4 de setembro de 2012

CHARLES MÖELLER E CLAUDIO BOTELHO INSPIRAM



Todo mundo que lida com criação enfrenta um problema complexo, instigante e em determinados momentos desanimador: o bloqueio. Porém, após essa barreira, normalmente nós conseguimos desenvolver os maiores projetos e aspirações de nossas profissões (Felinni é um exemplo perfeito com sua obra 8 1/2). Nos muitos momentos em que sofro de bloqueio fico desanimado, perdido, sem saber o que fazer. Mas o trabalho de um grande artista é o suficiente para me colocar de volta nos eixos. Foi assim com Bastardos Inglórios (Tarantino) em 2010, Cisne Negro (Aronofsky) em 2011 e Hair no início desse ano. Contudo, existem dois grandes artistas brasileiros que conseguem fazer com que uma simples entrevista ou vídeo de divulgação de um novo espetáculo me tire de um bloqueio severo: essas pessoas são Charles Moeller e Claudio Botelho.

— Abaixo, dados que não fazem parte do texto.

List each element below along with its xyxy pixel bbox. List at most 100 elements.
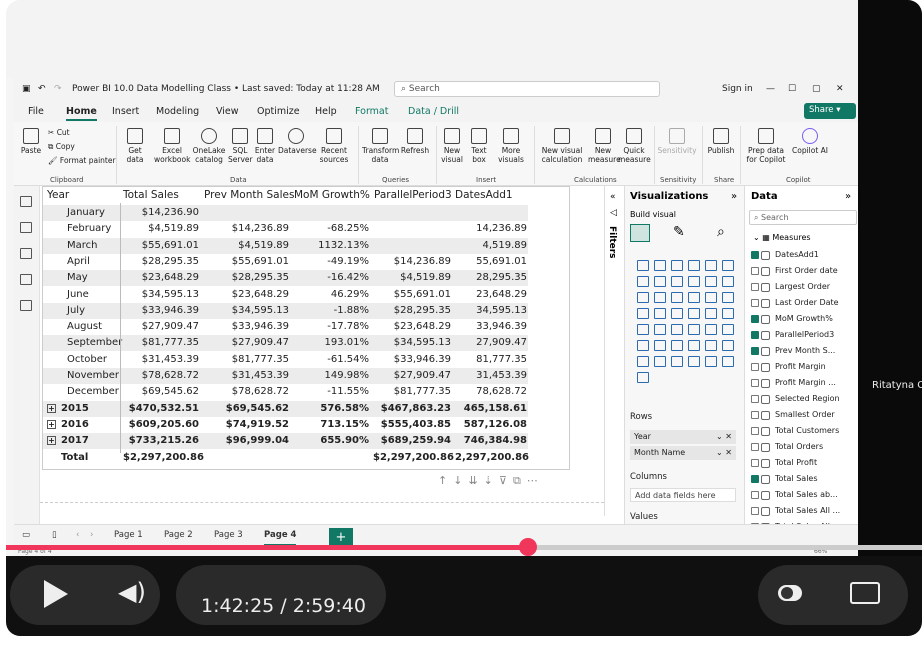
field-checkbox[interactable] bbox=[751, 283, 759, 291]
restore-icon[interactable]: ▢ bbox=[812, 84, 821, 94]
visual-type-icon[interactable] bbox=[654, 308, 666, 319]
menu-data-drill[interactable]: Data / Drill bbox=[408, 106, 459, 117]
field-checkbox[interactable] bbox=[751, 267, 759, 275]
publish-button[interactable]: Publish bbox=[706, 128, 736, 155]
field-checkbox[interactable] bbox=[751, 299, 759, 307]
field-checkbox[interactable] bbox=[751, 347, 759, 355]
analytics-icon[interactable]: ⌕ bbox=[717, 224, 725, 240]
field-checkbox[interactable] bbox=[751, 315, 759, 323]
expand-icon[interactable]: + bbox=[47, 419, 56, 429]
new-visual-calculation-button[interactable]: New visual calculation bbox=[538, 128, 586, 164]
visual-type-icon[interactable] bbox=[705, 324, 717, 335]
visual-type-icon[interactable] bbox=[637, 372, 649, 383]
matrix-visual[interactable]: Year Total Sales Prev Month Sales MoM Gr… bbox=[42, 186, 570, 470]
visual-type-icon[interactable] bbox=[654, 324, 666, 335]
visual-type-icon[interactable] bbox=[671, 356, 683, 367]
visual-type-icon[interactable] bbox=[637, 324, 649, 335]
cut-button[interactable]: ✂ Cut bbox=[48, 128, 70, 137]
header-year[interactable]: Year bbox=[47, 189, 69, 201]
field-checkbox[interactable] bbox=[751, 251, 759, 259]
visual-type-icon[interactable] bbox=[722, 292, 734, 303]
visual-type-icon[interactable] bbox=[722, 260, 734, 271]
visual-type-icon[interactable] bbox=[722, 340, 734, 351]
visual-type-icon[interactable] bbox=[688, 324, 700, 335]
new-visual-button[interactable]: New visual bbox=[440, 128, 464, 164]
next-page-icon[interactable]: › bbox=[90, 530, 93, 540]
visual-type-icon[interactable] bbox=[637, 356, 649, 367]
play-icon[interactable] bbox=[44, 580, 68, 608]
field-checkbox[interactable] bbox=[751, 411, 759, 419]
menu-insert[interactable]: Insert bbox=[112, 106, 139, 117]
sql-server-button[interactable]: SQL Server bbox=[228, 128, 253, 164]
new-measure-button[interactable]: New measure bbox=[588, 128, 621, 164]
prev-page-icon[interactable]: ‹ bbox=[76, 530, 79, 540]
menu-help[interactable]: Help bbox=[315, 106, 337, 117]
month-row[interactable]: June $34,595.13 $23,648.29 46.29% $55,691.01… bbox=[43, 287, 528, 303]
mobile-view-icon[interactable]: ▯ bbox=[52, 530, 57, 540]
visual-type-icon[interactable] bbox=[637, 276, 649, 287]
visual-type-icon[interactable] bbox=[637, 292, 649, 303]
year-row[interactable]: +2016 $609,205.60 $74,919.52 713.15% $555,40… bbox=[43, 417, 528, 433]
visual-type-icon[interactable] bbox=[705, 292, 717, 303]
focus-mode-icon[interactable]: ⧉ bbox=[513, 474, 527, 487]
month-row[interactable]: May $23,648.29 $28,295.35 -16.42% $4,519.89 2… bbox=[43, 270, 528, 287]
recent-sources-button[interactable]: Recent sources bbox=[316, 128, 352, 164]
table-view-icon[interactable] bbox=[20, 222, 32, 233]
menu-optimize[interactable]: Optimize bbox=[257, 106, 300, 117]
onelake-catalog-button[interactable]: OneLake catalog bbox=[190, 128, 228, 164]
month-row[interactable]: January $14,236.90 bbox=[43, 205, 528, 221]
field-checkbox[interactable] bbox=[751, 459, 759, 467]
desktop-view-icon[interactable]: ▭ bbox=[22, 530, 30, 540]
field-checkbox[interactable] bbox=[751, 379, 759, 387]
enter-data-button[interactable]: Enter data bbox=[254, 128, 276, 164]
visual-type-icon[interactable] bbox=[722, 324, 734, 335]
tab-page-1[interactable]: Page 1 bbox=[114, 530, 143, 540]
text-box-button[interactable]: Text box bbox=[468, 128, 490, 164]
filter-icon[interactable]: ⊽ bbox=[499, 474, 513, 487]
redo-icon[interactable]: ↷ bbox=[54, 84, 62, 94]
search-box[interactable]: ⌕ Search bbox=[394, 81, 660, 97]
refresh-button[interactable]: Refresh bbox=[400, 128, 430, 155]
visual-type-icon[interactable] bbox=[688, 260, 700, 271]
total-row[interactable]: Total $2,297,200.86 $2,297,200.86 2,297,200… bbox=[43, 450, 529, 466]
filters-pane-collapsed[interactable]: « ◁ Filters bbox=[604, 186, 624, 516]
expand-all-icon[interactable]: ⇊ bbox=[468, 474, 483, 487]
visual-type-icon[interactable] bbox=[671, 308, 683, 319]
more-visuals-button[interactable]: More visuals bbox=[494, 128, 528, 164]
visual-type-icon[interactable] bbox=[688, 340, 700, 351]
visual-type-icon[interactable] bbox=[688, 356, 700, 367]
format-painter-button[interactable]: 🖌 Format painter bbox=[48, 156, 116, 165]
visual-type-icon[interactable] bbox=[671, 324, 683, 335]
subtitles-icon[interactable] bbox=[850, 582, 880, 604]
menu-home[interactable]: Home bbox=[66, 106, 97, 121]
month-row[interactable]: February $4,519.89 $14,236.89 -68.25% 14,236… bbox=[43, 221, 528, 237]
field-checkbox[interactable] bbox=[751, 363, 759, 371]
menu-format[interactable]: Format bbox=[355, 106, 388, 117]
tmdl-view-icon[interactable] bbox=[20, 300, 32, 311]
autoplay-toggle[interactable] bbox=[778, 585, 802, 601]
field-checkbox[interactable] bbox=[751, 395, 759, 403]
transform-data-button[interactable]: Transform data bbox=[362, 128, 399, 164]
field-checkbox[interactable] bbox=[751, 475, 759, 483]
field-checkbox[interactable] bbox=[751, 427, 759, 435]
collapse-filters-icon[interactable]: « bbox=[610, 192, 616, 202]
visual-type-icon[interactable] bbox=[671, 292, 683, 303]
visual-type-icon[interactable] bbox=[722, 356, 734, 367]
data-search-input[interactable]: ⌕ Search bbox=[749, 210, 857, 225]
visual-type-icon[interactable] bbox=[637, 340, 649, 351]
volume-icon[interactable]: ◀) bbox=[118, 578, 146, 606]
video-progress-bar[interactable] bbox=[6, 545, 922, 550]
visual-type-icon[interactable] bbox=[722, 276, 734, 287]
month-row[interactable]: August $27,909.47 $33,946.39 -17.78% $23,648… bbox=[43, 319, 528, 335]
paste-button[interactable]: Paste bbox=[20, 128, 42, 155]
copilot-button[interactable]: Copilot AI bbox=[792, 128, 828, 155]
visual-type-icon[interactable] bbox=[688, 292, 700, 303]
undo-icon[interactable]: ↶ bbox=[38, 84, 46, 94]
header-prev-month-sales[interactable]: Prev Month Sales bbox=[204, 189, 294, 201]
menu-file[interactable]: File bbox=[28, 106, 44, 117]
remove-field-icon[interactable]: ⌄ ✕ bbox=[716, 448, 732, 457]
format-visual-icon[interactable]: ✎ bbox=[673, 224, 685, 240]
measures-table[interactable]: ⌄ ▦ Measures bbox=[753, 233, 811, 242]
tab-page-2[interactable]: Page 2 bbox=[164, 530, 193, 540]
excel-workbook-button[interactable]: Excel workbook bbox=[154, 128, 190, 164]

Existem "N" motivos para explicar porque esses dois artistas são importantes para mim, mas é inútil descrever. Cada ser humano possui sua própria referência, seja ela profissional, artística ou pessoal, e, portanto, é única a experiência vivida por cada um de nós. É o básico "eu gosto, mas outra pessoa pode não gostar". Contudo, existem fatos práticos para mostrar como eles podem inspirar qualquer pessoa. Primeiro: eles são considerados os melhores no que fazem. Segundo: eles investiram numa profissão que na época estava esquecida no Brasil e acreditaram nela mesmo em momentos difíceis. Hoje fazem sucesso com o trabalho que desejaram exercer em suas vidas. Não existe sentimento mais prazeroso do que poder fazer o que você gosta e melhor ainda: com tudo dando certo. 

Mas cada um é importante por me inspirar particularmente. Quando Charles Moeller começa a falar pela primeira vez sobre um novo projeto é um momento único. Quem lida com criação vê em Moeller não apenas uma estrutura profissional, mas uma filosofia de vida e trabalho mais do que brilhante. Pensar do modo que ele pensa para cada espetáculo, na ideia de "ter que morrer para renascer", como a fênix que nasce das cinzas, e assim conseguir entender toda a complexidade de uma nova história e se desligar do trabalho anterior é arrebatador. É uma emoção impossível de descrever e uma capacidade de versatilidade única.   

E Claudio Botelho então é um mestre com algo que eu lido diariamente aqui: palavras. E não é somente na precisão de cada palavra escolhida para sua versão de um musical. É em seu humor ácido, seja em entrevistas ou em seus textos, na suavidade de como cada palavra é dita e às vezes na inocência (e na falta da mesma) ao falar sobre algo que me identifico com esse gênio. Sempre quando vejo uma entrevista, parece que Botelho se apresenta como um livro aberto, como se "não tivesse nada para esconder". 

Existe inspiração mais prazerosa do que o dom da palavra e do visual? Como descrever uma filosofia não apenas de vida, mas também uma estrutura profissional? Não é à toa que esses dois nomes são importantes não apenas para mim, mas para muitas pessoas que admiram o teatro musical, o trabalho dessa dupla e para o próprio mercado da comunicação e da arte. E pode ter certeza: para as pessoas que lidam diariamente com a área de Criação, os "Reis dos musicais" são um prato cheio para pensar no passado, no presente e principalmente no futuro da arte no Brasil.